Be the main actor of your lifestory

A while ago I wrote a post where the end was about being the main actor of your own Life-book (Had enough of this life-part 2). You can find it in this section.

But it felt like the story was incomplete. Here are the final thoughts.

You shouldn’t only be the actor of your own life, you should have all other roles connected to your story. the writer, producer and projector. Take your life in your hands. Change path, face challenges and the unknown with excitement. 

Transforming yourself is shifting your identity. This doesn’t mean refusing who you are but evolving and moving to a life with meaning and purpose, towards who you aim to become. Goals and objectives aren’t there for the pleasure of possession or achievements, but to make you learn and grow. Those goals and objectives will become mere steps, not obsessions. Shift your mindset from goals to themes, acknowledge and celebrate small steps. Live with intent and passion. 
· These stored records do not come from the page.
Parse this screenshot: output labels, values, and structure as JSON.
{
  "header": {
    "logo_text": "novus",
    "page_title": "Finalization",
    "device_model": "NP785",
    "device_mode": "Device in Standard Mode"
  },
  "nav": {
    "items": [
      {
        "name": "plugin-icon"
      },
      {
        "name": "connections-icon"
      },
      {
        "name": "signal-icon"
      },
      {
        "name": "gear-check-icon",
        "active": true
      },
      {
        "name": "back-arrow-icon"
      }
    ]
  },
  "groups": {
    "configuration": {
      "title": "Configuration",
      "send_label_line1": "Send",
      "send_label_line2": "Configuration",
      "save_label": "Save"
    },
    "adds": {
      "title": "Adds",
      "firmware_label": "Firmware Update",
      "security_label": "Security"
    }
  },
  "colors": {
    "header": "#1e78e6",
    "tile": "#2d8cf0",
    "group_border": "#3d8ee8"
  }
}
But negative events are heavier in our subconscient than the positives. We need 5 positive events to balance a negative one (same level of relevance). Our memory grabs much easier and faster negative memories than positive. That’s how we were “programmed”. Failure in school, in life, in  marriage, in our jobs, friendships and so on. We might have lots of victories but at society eyes and our own standards, failure has much more impact in our lives than achievements. It doesn’t have to be that way. 

Patterns suck, they limit and block your expansion and expression. But that’s what we’re always relating to. Patterns. Boxes. Categories. labels. They limit you and what you could become.

Don’t give negative events or experiences that power.  Weight them, store them properly, never with higher relevance or “easier access” than positive events. Change the set up of your memory shelf. Store the positive memories on top.

You can redefine yourself. Go back to your childhood. worries? anxiety? problems? every day was a new day. You could have a fight with a colleague, next day you were playing with him again. Every day was a reset. What happened to that child? “commoditization”. We became products. We embeded rules and references provided by our external environment. The world becomes: Don’t, do, must, shouldn’t, should, right, wrong, criticism, not approved, not well perceived, succeed, political correct and so on. All these rules became alerts or blockers in our subconscient and they will make resistance when you attempt to redefine yourself. Properly backed up by fear. Fear that the current situation (even if mediocre or not exciting) is better than the risk of the unknown. Is it?

Any attempt to reinvent oneself must be whole and coordinated. You need to adapt your new self to the way you walk, think, breath, talk or behave. Take a moment to “see yourself”. Is your current “self” matching the person you envision to become? How does a soldier walks? How does a keynote speaker talks? How does a politician debates? (ok, politicians are bad examples as they are a tricky species). Their elements of identity are aligned with their personality.

You don’t need to change all your elements (depending on which reinvention you want to do to yourself). Want to have more self-esteem? Start walking tall, secure steps, not looking at the ground but head high. Not with your hands on the pockets. Put a smile on your face. Greet people passing by. Your brain will pick this signs and will shift to that state of mind. Your body will tell your subconscient “I have self-esteem”. It’s a small example, but the way we walk, our expression, our body, the way we breath, the way we move and talk, they can condition our inner self. It’s not (only) our state of mind that controls ourselves. We can reverse the flow by sending the right signs to our subconscient.

Try this: Breath short and quick for a bit. You’ll see your brain will put itself on alert or worry mode. The way we carry ourselves around are signs we send to our brain and it reacts upon it, conditions your state.

Reflect on empowering vs disempowering and take the control of the process. Build confidence before competence. The labels you put on yourself, shouldn’t be limits but enhancements. Empowering= equals to no limiting.

Don’t let issues, worries or problems define you. Take action when needed. Be on active mode. When you act, you drive your life, you drive the outcome. When you react, someone else is driving it.